Bernie Sanders has been saying it for years, and he said it again on Tuesday night: “It should come as no great surprise that a Democratic Party which has abandoned working class people would find that the working class has abandoned them.”

This is another turn in the wheel of social inequality—an evolved, insidious form of segregation just as difficult to penetrate. The rich are getting richer, the poor are getting poorer, and the middle class is evaporating away. 60% of Americans live paycheck to paycheck. Over and over again this election season, voters made it clear that the economy was their top priority. The cost of living, of healthcare, of education, childcare, rent, groceries, transportation, utilities, reliable internet access, legal representation, retirement, clean water, emergency services, life insurance, cell phone plans, eldercare, basic hygiene, public safety; the cost of the clothes on our backs and that carton of eggs—there’s a line down the middle, with “us” on one side and “them” on the other. 

It would be wrong to spend the upcoming weeks and months raging that 72 million Americans are bigoted, sexist, racist, homophobic assholes. Don’t get me wrong, some of them are. But as David Brooks points out, disparaging the other side because they don’t “speak in the right social justice jargon or hold the sort of luxury beliefs that are markers of public virtue” only tightens the class line hold on us all. There was a rightward shift across the board—to the point where even Vermont lost its democratic supermajority in the state legislature—and we can’t afford to preach it away. 

For all our pontificating about identity, equity, and justice, Brooks says, “there’s something off about an educated class that looks in the mirror of society and sees only itself.”

The Democratic Party has been losing me for a long time, and Tuesday night felt like the final nail in the coffin. After 2016, Democrats had an opportunity to listen to their constituencies, to shift gears and respond to desperate calls for change. Instead, we got Liz Cheney last month turning a vote for Harris into your suburban aunt’s dirty little secret. Democrats today are a bastion of global neoliberal capitalism, on their knees before America’s highest income brackets. Party elites have completely failed to recognize that politics in this country are no longer liberal versus conservative, but status quo versus change. Trump gets that. He turned an old Democratic dream into reality: winning both the Electoral College and the popular vote with a multiracial working class majority. It goes to show that voters aren’t interested in politicians who preach the sanctity of institutions and bipartisan chumminess anymore—that’s old news, and it hasn’t been working for a while now. Until people see change in the material reality of their everyday lives, this is the world we’re living in. 

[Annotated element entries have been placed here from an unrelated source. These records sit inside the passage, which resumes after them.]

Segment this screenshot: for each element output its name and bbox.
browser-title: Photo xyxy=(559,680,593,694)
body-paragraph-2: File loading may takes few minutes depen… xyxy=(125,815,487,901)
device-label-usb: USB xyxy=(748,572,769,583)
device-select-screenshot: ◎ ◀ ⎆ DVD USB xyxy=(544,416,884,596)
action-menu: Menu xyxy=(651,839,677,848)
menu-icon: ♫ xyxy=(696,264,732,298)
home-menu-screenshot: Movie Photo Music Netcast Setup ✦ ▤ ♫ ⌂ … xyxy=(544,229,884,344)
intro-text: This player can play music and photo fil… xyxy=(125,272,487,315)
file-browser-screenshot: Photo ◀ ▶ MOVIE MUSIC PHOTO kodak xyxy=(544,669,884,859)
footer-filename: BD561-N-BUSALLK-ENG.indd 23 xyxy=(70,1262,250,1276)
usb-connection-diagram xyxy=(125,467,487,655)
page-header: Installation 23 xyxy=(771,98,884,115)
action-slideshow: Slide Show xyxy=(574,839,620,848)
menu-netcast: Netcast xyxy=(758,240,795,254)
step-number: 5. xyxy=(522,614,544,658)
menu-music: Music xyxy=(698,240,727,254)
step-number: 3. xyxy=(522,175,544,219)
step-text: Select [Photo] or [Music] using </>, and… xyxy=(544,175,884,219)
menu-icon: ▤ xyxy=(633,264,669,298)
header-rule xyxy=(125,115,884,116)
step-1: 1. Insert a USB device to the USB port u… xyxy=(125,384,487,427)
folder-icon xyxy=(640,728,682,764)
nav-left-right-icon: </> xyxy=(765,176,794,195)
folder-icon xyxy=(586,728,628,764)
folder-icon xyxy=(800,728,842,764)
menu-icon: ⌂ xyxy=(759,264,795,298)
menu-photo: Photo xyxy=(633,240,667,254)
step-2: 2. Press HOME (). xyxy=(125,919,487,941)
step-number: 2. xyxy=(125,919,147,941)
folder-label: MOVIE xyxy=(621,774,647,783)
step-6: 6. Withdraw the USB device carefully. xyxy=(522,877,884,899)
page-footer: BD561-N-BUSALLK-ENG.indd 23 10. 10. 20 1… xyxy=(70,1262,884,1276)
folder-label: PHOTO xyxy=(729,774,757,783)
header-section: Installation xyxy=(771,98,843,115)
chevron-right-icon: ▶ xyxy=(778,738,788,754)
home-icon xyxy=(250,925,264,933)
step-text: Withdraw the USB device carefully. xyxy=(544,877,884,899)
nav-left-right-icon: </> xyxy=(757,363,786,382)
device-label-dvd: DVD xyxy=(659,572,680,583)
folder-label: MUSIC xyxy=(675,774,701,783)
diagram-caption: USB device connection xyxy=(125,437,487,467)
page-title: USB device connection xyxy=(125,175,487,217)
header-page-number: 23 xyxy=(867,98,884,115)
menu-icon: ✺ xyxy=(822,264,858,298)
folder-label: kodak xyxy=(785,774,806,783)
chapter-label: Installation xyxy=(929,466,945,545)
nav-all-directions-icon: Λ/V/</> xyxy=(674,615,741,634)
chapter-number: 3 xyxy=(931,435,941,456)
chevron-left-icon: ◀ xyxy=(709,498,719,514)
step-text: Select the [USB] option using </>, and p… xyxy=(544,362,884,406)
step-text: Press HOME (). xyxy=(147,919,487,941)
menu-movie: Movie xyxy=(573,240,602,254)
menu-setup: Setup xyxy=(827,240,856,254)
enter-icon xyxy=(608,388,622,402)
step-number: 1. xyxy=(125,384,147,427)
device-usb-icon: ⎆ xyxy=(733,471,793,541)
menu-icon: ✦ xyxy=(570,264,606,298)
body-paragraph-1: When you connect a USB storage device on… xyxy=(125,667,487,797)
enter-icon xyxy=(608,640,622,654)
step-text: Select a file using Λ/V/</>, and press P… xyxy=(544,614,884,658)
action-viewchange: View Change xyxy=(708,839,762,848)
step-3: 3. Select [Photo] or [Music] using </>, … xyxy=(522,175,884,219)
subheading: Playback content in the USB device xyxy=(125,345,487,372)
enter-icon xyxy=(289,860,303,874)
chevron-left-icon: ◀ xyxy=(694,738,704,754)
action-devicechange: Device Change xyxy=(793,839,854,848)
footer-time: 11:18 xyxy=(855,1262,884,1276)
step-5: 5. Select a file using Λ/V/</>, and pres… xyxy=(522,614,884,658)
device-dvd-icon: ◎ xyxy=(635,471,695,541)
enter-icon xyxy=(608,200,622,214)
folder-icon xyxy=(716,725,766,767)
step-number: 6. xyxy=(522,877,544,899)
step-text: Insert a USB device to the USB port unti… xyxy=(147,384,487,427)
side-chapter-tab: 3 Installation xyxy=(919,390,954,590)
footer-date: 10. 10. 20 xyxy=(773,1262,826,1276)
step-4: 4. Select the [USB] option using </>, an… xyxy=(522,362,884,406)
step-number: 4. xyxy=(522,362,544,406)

In the weeks to come, there will be fingers pointed and accusations leveled at any number of things. America is racist, sexist, and not ready for a female president; Democrats should have condemned Israel; Democrats should have doubled down on support for Israel; Biden should have dropped out sooner; Biden should have dropped out later; Josh Shapiro would have been a better VP; etc., etc., etc. I don’t see much use in rehashing what could have or should have been done. I’m furious, obviously. But I’ve also run out of patience for my own wallowing.

I think of Rebecca Solnit: “There is no alternative to persevering, and that does not require you to feel good. You can keep walking whether it’s sunny or raining.”

All I can hope is that we will keep walking, that we will save what can be saved, and that these next four years will finally force the Democratic Party to do some much-needed introspection.

When people want radical change, they vote radically. The left had better meet them there.